The question of whether Luo is playing a long game, or is merely an opportunist fulfilling his own desires while he can, has broader thematic and historical resonances. As one character says of the delayed Trisolaran attack: “We have four hundred years. In the past, human society used exactly that amount of time to evolve from the era of collective heroism to one of individualism, so why can’t we use the same amount of time to evolve back?”
Such friction between the self and the greater good, between short and long-term interests, could be read as representing everything from global apathy about the environment to a commentary on China’s recent past. These political subtexts were quite overt in The Three-Body Problem, which began in the Cultural Revolution. It is hard not to read the Trisolarans’ ability to inspect the workings of the human mind as an allegory for a totalitarian government’s desperate control of its citizens.

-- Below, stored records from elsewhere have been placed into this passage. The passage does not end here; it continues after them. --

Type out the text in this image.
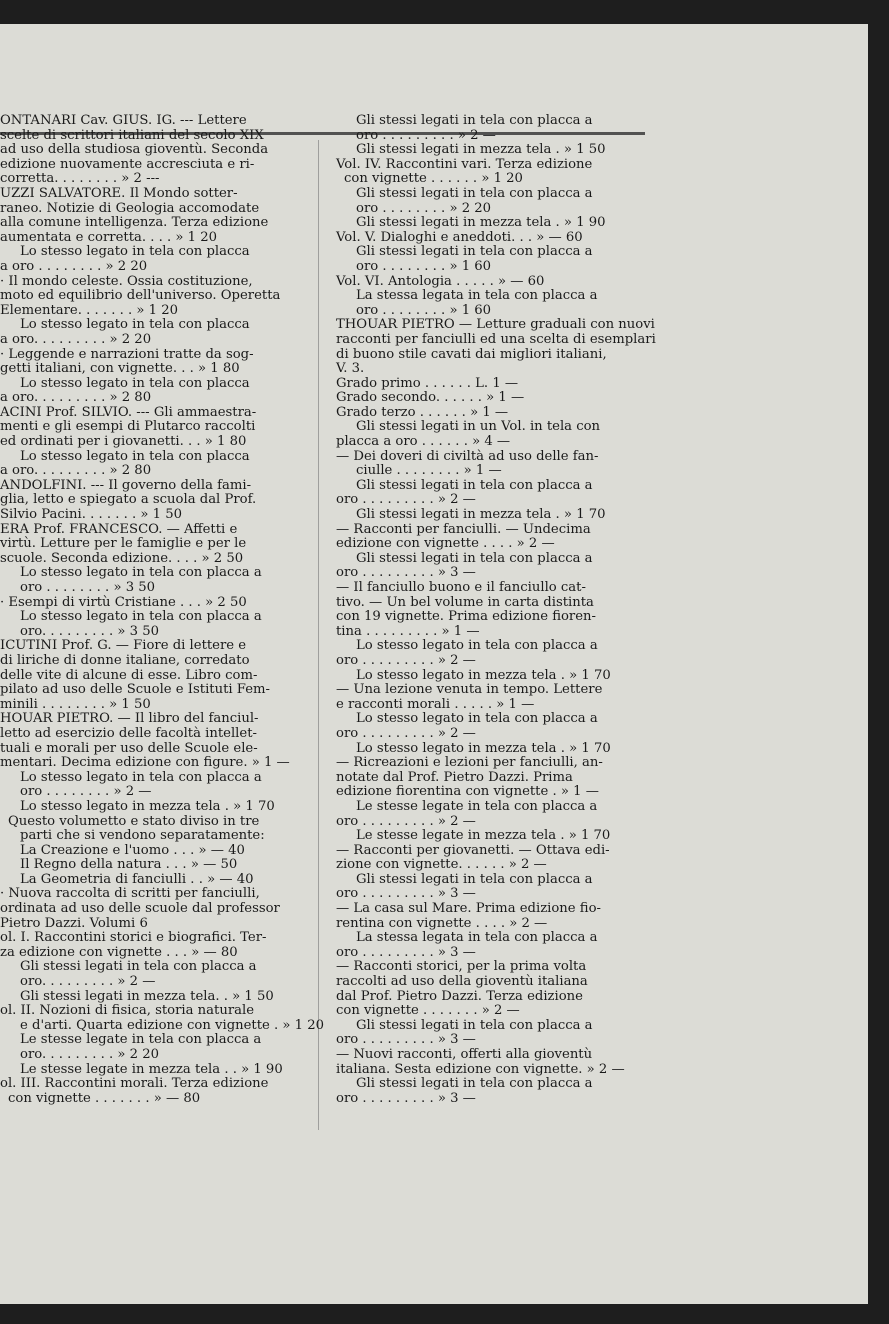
ONTANARI Cav. GIUS. IG. --- Lettere
scelte di scrittori italiani del secolo XIX
ad uso della studiosa gioventù. Seconda
edizione nuovamente accresciuta e ri-
corretta. . . . . . . . » 2 ---
UZZI SALVATORE. Il Mondo sotter-
raneo. Notizie di Geologia accomodate
alla comune intelligenza. Terza edizione
aumentata e corretta. . . . » 1 20
Lo stesso legato in tela con placca
a oro . . . . . . . . » 2 20
· Il mondo celeste. Ossia costituzione,
moto ed equilibrio dell'universo. Operetta
Elementare. . . . . . . » 1 20
Lo stesso legato in tela con placca
a oro. . . . . . . . . » 2 20
· Leggende e narrazioni tratte da sog-
getti italiani, con vignette. . . » 1 80
Lo stesso legato in tela con placca
a oro. . . . . . . . . » 2 80
ACINI Prof. SILVIO. --- Gli ammaestra-
menti e gli esempi di Plutarco raccolti
ed ordinati per i giovanetti. . . » 1 80
Lo stesso legato in tela con placca
a oro. . . . . . . . . » 2 80
ANDOLFINI. --- Il governo della fami-
glia, letto e spiegato a scuola dal Prof.
Silvio Pacini. . . . . . . » 1 50
ERA Prof. FRANCESCO. — Affetti e
virtù. Letture per le famiglie e per le
scuole. Seconda edizione. . . . » 2 50
Lo stesso legato in tela con placca a
oro . . . . . . . . » 3 50
· Esempi di virtù Cristiane . . . » 2 50
Lo stesso legato in tela con placca a
oro. . . . . . . . . » 3 50
ICUTINI Prof. G. — Fiore di lettere e
di liriche di donne italiane, corredato
delle vite di alcune di esse. Libro com-
pilato ad uso delle Scuole e Istituti Fem-
minili . . . . . . . . » 1 50
HOUAR PIETRO. — Il libro del fanciul-
letto ad esercizio delle facoltà intellet-
tuali e morali per uso delle Scuole ele-
mentari. Decima edizione con figure. » 1 —
Lo stesso legato in tela con placca a
oro . . . . . . . . » 2 —
Lo stesso legato in mezza tela . » 1 70
Questo volumetto e stato diviso in tre
parti che si vendono separatamente:
La Creazione e l'uomo . . . » — 40
Il Regno della natura . . . » — 50
La Geometria di fanciulli . . » — 40
· Nuova raccolta di scritti per fanciulli,
ordinata ad uso delle scuole dal professor
Pietro Dazzi. Volumi 6
ol. I. Raccontini storici e biografici. Ter-
za edizione con vignette . . . » — 80
Gli stessi legati in tela con placca a
oro. . . . . . . . . » 2 —
Gli stessi legati in mezza tela. . » 1 50
ol. II. Nozioni di fisica, storia naturale
e d'arti. Quarta edizione con vignette . » 1 20
Le stesse legate in tela con placca a
oro. . . . . . . . . » 2 20
Le stesse legate in mezza tela . . » 1 90
ol. III. Raccontini morali. Terza edizione
con vignette . . . . . . . » — 80
Gli stessi legati in tela con placca a
oro . . . . . . . . . » 2 —
Gli stessi legati in mezza tela . » 1 50
Vol. IV. Raccontini vari. Terza edizione
con vignette . . . . . . » 1 20
Gli stessi legati in tela con placca a
oro . . . . . . . . » 2 20
Gli stessi legati in mezza tela . » 1 90
Vol. V. Dialoghi e aneddoti. . . » — 60
Gli stessi legati in tela con placca a
oro . . . . . . . . » 1 60
Vol. VI. Antologia . . . . . » — 60
La stessa legata in tela con placca a
oro . . . . . . . . » 1 60
THOUAR PIETRO — Letture graduali con nuovi
racconti per fanciulli ed una scelta di esemplari
di buono stile cavati dai migliori italiani,
V. 3.
Grado primo . . . . . . L. 1 —
Grado secondo. . . . . . » 1 —
Grado terzo . . . . . . » 1 —
Gli stessi legati in un Vol. in tela con
placca a oro . . . . . . » 4 —
— Dei doveri di civiltà ad uso delle fan-
ciulle . . . . . . . . » 1 —
Gli stessi legati in tela con placca a
oro . . . . . . . . . » 2 —
Gli stessi legati in mezza tela . » 1 70
— Racconti per fanciulli. — Undecima
edizione con vignette . . . . » 2 —
Gli stessi legati in tela con placca a
oro . . . . . . . . . » 3 —
— Il fanciullo buono e il fanciullo cat-
tivo. — Un bel volume in carta distinta
con 19 vignette. Prima edizione fioren-
tina . . . . . . . . . » 1 —
Lo stesso legato in tela con placca a
oro . . . . . . . . . » 2 —
Lo stesso legato in mezza tela . » 1 70
— Una lezione venuta in tempo. Lettere
e racconti morali . . . . . » 1 —
Lo stesso legato in tela con placca a
oro . . . . . . . . . » 2 —
Lo stesso legato in mezza tela . » 1 70
— Ricreazioni e lezioni per fanciulli, an-
notate dal Prof. Pietro Dazzi. Prima
edizione fiorentina con vignette . » 1 —
Le stesse legate in tela con placca a
oro . . . . . . . . . » 2 —
Le stesse legate in mezza tela . » 1 70
— Racconti per giovanetti. — Ottava edi-
zione con vignette. . . . . . » 2 —
Gli stessi legati in tela con placca a
oro . . . . . . . . . » 3 —
— La casa sul Mare. Prima edizione fio-
rentina con vignette . . . . » 2 —
La stessa legata in tela con placca a
oro . . . . . . . . . » 3 —
— Racconti storici, per la prima volta
raccolti ad uso della gioventù italiana
dal Prof. Pietro Dazzi. Terza edizione
con vignette . . . . . . . » 2 —
Gli stessi legati in tela con placca a
oro . . . . . . . . . » 3 —
— Nuovi racconti, offerti alla gioventù
italiana. Sesta edizione con vignette. » 2 —
Gli stessi legati in tela con placca a
oro . . . . . . . . . » 3 —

The Dark Forest broadens Liu’s political scope. The dilemma faced by almost all the central characters – broadly between duty and personal fulfilment – might describe China’s efforts to balance the restraints of communism with the freedoms of capitalism. Such tensions inform Liu’s other protagonist, the soldier Zhang Behai, who plays a similar game to Luo, but from almost the opposite end of the spectrum. His devotion to optimism in the face of the Trisolaran threat – as opposed to the twin foes of defeatism and escapism – suggests that he only hears the call of duty. But hints of cross purposes are carried by his haunting by his dead father.
Zhang embodies another of his creator’s thematic concerns, namely: “The source of this defeatism stems primarily from the worship of technology, and the underestimation or complete dismissal of the role of human initiative and the human spirit in war.” There is a certain irony in this belief, given Liu’s own hi-tech musings: “to define a large number of index parameters in every major scientific discipline, but the core parameter will be the speed and range of a ten-kiloton-class spaceship.”

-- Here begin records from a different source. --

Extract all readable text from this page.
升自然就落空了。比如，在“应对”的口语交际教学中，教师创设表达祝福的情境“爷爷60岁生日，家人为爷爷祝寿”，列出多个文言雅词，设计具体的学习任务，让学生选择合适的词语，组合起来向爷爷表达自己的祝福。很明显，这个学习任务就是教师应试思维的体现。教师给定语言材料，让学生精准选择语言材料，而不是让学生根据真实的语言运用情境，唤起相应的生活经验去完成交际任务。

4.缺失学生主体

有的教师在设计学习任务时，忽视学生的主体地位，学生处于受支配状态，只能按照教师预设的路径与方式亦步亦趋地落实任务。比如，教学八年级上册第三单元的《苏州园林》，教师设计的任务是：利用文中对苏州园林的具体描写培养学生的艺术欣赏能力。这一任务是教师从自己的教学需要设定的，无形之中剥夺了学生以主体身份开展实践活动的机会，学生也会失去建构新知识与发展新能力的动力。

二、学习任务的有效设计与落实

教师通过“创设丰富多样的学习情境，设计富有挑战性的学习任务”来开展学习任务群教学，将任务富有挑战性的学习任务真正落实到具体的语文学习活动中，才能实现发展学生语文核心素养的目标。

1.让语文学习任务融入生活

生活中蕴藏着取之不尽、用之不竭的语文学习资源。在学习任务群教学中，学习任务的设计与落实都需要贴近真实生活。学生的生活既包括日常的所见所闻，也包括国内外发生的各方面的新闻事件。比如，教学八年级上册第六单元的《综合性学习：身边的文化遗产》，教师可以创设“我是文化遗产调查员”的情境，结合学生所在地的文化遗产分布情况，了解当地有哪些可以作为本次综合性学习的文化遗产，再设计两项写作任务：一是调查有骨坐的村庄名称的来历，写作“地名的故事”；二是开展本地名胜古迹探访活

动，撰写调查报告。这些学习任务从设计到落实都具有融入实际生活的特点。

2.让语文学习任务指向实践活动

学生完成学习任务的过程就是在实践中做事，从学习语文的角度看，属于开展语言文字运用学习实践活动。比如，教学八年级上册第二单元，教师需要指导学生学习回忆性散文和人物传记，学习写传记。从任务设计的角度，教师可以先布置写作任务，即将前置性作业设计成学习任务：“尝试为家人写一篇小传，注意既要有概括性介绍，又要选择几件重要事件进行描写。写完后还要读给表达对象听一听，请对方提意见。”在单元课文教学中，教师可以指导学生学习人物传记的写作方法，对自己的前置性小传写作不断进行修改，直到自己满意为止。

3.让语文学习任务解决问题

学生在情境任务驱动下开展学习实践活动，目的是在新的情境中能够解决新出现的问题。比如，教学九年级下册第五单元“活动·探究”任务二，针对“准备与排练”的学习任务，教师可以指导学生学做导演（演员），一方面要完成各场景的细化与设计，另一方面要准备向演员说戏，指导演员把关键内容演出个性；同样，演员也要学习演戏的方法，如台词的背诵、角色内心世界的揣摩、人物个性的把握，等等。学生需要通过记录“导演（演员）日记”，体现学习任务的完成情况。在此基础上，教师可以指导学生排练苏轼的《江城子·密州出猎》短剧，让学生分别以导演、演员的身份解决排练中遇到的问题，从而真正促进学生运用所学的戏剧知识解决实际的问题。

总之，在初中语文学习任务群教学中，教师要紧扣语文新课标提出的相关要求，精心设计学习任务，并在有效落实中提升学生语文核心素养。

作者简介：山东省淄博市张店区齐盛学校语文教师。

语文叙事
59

If The Three-Body Problem suffered a little from this sort of detail, then The Dark Forest is a distinct storytelling advance. Granted, there is still much scientific explication, and not a small amount of abstract theorising: “A realm where both self and other are forgotten, an effort to encompass everything by shutting out everything.”
Yet Liu immediately offers a nice counterpunch: “That’s too much philosophy for me to understand” is the next lighthearted line.
More importantly, this skeletal intellectualising is fleshed out in part through strong characters who constantly surprise and a plot that twists like a Trisolaran droplet ship (you’ll have to read the novel to understand that).
The result is that Liu emerges as a writer who can excite with vivid set pieces and one able to refresh genre conventions. Even more impressively, he speaks a great deal of sense about where humankind is now and where we might be going. The answer to the latter part is not especially hopeful, but the Trisolaran war - like Liu’s trilogy - is not over yet.